Family Health

Autism, and Mental Health Stigma #GreatWolfCares

April 2, 2019

 

You might’ve noticed a lot of people wearing blue today, and wondered why. Today is World Autism Awareness Day.  I think this is a great time to discuss not only Autism, but mental health in general. 

Autism

Autism spectrum disorder (ASD) is a complex developmental disability, typically appearing during childhood and affecting a person’s ability to communicate & interact with others.

Right now, Great Wolf Lodge is helping raise funds for Autism. They are partnering with Autism Speaks. 

I’ve never been to a Great Wolf Lodge, but I’d love to take my family there someday. It’s an indoor waterpark resort, and our little LOVES the water. I’ve heard they’ll be building a Great Wolf Resort here in Northern California in the near future, can’t wait!

I fully support Great Wolf Lodge’s efforts to help raise money for Autism, so share a tweet & let’s help get that money! 

Now, let’s talk about mental health and the stigma associated with it. Why do we shy away from mental health discussions? We talk about cancer, diabetes, asthma, so why are we silent when it comes to mental health issues? 

We must change the narrative when it comes to mental healthcare! We all struggle in life. My struggles may not look like yours; but we all struggle with something. For the sake of our loved ones, our families, our friends, we must eliminate the stigma. 

Our mental health and wellness matters just as much, (if not more), than our physical well-being. 
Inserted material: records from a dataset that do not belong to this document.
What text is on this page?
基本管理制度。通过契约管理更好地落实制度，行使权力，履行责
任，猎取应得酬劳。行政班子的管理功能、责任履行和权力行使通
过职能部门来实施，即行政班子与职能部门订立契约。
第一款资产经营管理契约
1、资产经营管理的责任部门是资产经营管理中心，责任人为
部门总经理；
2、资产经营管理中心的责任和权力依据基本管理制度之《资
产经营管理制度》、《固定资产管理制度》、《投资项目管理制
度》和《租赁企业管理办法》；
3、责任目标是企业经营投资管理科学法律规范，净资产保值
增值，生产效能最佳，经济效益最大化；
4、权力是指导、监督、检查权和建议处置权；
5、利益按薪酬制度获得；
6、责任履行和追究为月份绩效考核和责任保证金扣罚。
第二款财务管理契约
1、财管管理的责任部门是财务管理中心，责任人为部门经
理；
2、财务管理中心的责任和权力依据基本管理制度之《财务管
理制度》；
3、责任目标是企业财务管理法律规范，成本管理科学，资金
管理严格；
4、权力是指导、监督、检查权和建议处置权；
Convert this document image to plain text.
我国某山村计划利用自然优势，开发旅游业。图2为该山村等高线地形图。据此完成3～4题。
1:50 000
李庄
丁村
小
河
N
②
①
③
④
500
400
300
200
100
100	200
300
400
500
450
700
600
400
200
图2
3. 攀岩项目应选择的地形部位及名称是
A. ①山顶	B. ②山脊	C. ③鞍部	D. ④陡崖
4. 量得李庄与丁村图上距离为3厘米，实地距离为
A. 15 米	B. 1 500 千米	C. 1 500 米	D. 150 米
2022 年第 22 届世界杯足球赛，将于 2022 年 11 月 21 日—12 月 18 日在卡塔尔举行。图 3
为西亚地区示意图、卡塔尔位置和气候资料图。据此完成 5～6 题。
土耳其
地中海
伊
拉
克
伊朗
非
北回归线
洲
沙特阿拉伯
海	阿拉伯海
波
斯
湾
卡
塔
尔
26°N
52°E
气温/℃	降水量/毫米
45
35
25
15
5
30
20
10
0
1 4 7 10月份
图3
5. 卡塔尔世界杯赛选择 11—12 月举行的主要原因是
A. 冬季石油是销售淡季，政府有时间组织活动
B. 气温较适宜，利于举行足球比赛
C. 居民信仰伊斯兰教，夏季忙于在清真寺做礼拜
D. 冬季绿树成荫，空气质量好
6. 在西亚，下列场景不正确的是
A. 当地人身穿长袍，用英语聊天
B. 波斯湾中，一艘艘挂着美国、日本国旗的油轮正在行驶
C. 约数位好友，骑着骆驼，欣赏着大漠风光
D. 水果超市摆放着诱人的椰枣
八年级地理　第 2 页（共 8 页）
If you had the flu, you’d go to the doctor, right? If you had pain in your chest, you’d seek medical attention. It should be the same for mental healthcare. If you or your children are struggling, please see a doctor. I know taking that first step will be difficult, for both you and them, but you can do it. You must do it. 

Parents

I want to focus on our kids right now. They are faced with many stressors on a daily basis. They want so badly to fit in and be accepted. There’s pressure from social media, tv, and their peers to look and act a certain way. For a child with mental health issues, (be it ADHD, depression, anxiety, a spectrum disorder, or something else), each & every day can be brutal to get through. 

Our kids need us to advocate for them. We must be able to recognize when they’re struggling, and get them the help they need. Keep in mind that they may be resistant to receiving help. In order to accept assistance, they must first acknowledge they need it. Many children aren’t ready to admit that. They feel ashamed and embarrassed. They’re worried about what their friends might think. They don’t want their peers to see them as “different.” They don’t want to be rejected, or ridiculed.

These are all valid feelings. If there wasn’t such a stigma associated with mental health, maybe our children would be more willing to accept the help they need.  

As parents, we must be our child’s safe place. When they get home from school, ask them about their day and listen, I mean really listen, to them. Let them know, through your words and actions, that you are there for them. You care, and you won’t judge them. Children with mental health struggles are often able to “keep it all together” at school, and they put on a brave face, only to crumble once they arrive home. All the frustrations from the school day come tumbling out of them. These frustrations are often seen as meltdowns, temper tantrums, agitation, moodiness, crying spells, aggressive behavior, negative self-talk, or avoidance. 

If you notice any of these, you might want to consider making an appointment with your child’s doctor for an evaluation. It’s up to us to get our children the help they need, as quickly as possible. Don’t worry about what your friends or family may say or think. Make that appointment for your baby. 

Reassure your child that they’ve done nothing wrong, they’re not in trouble, they’re not dumb or stupid. Let them know everyone struggles with different things every day. Some people have medical conditions that they need help with, and that’s ok. It’s normal. 

IT’S NORMAL. 

 

*This is NOT a sponsored post. I care deeply about mental healthcare and support #GreatWolfCares. Period.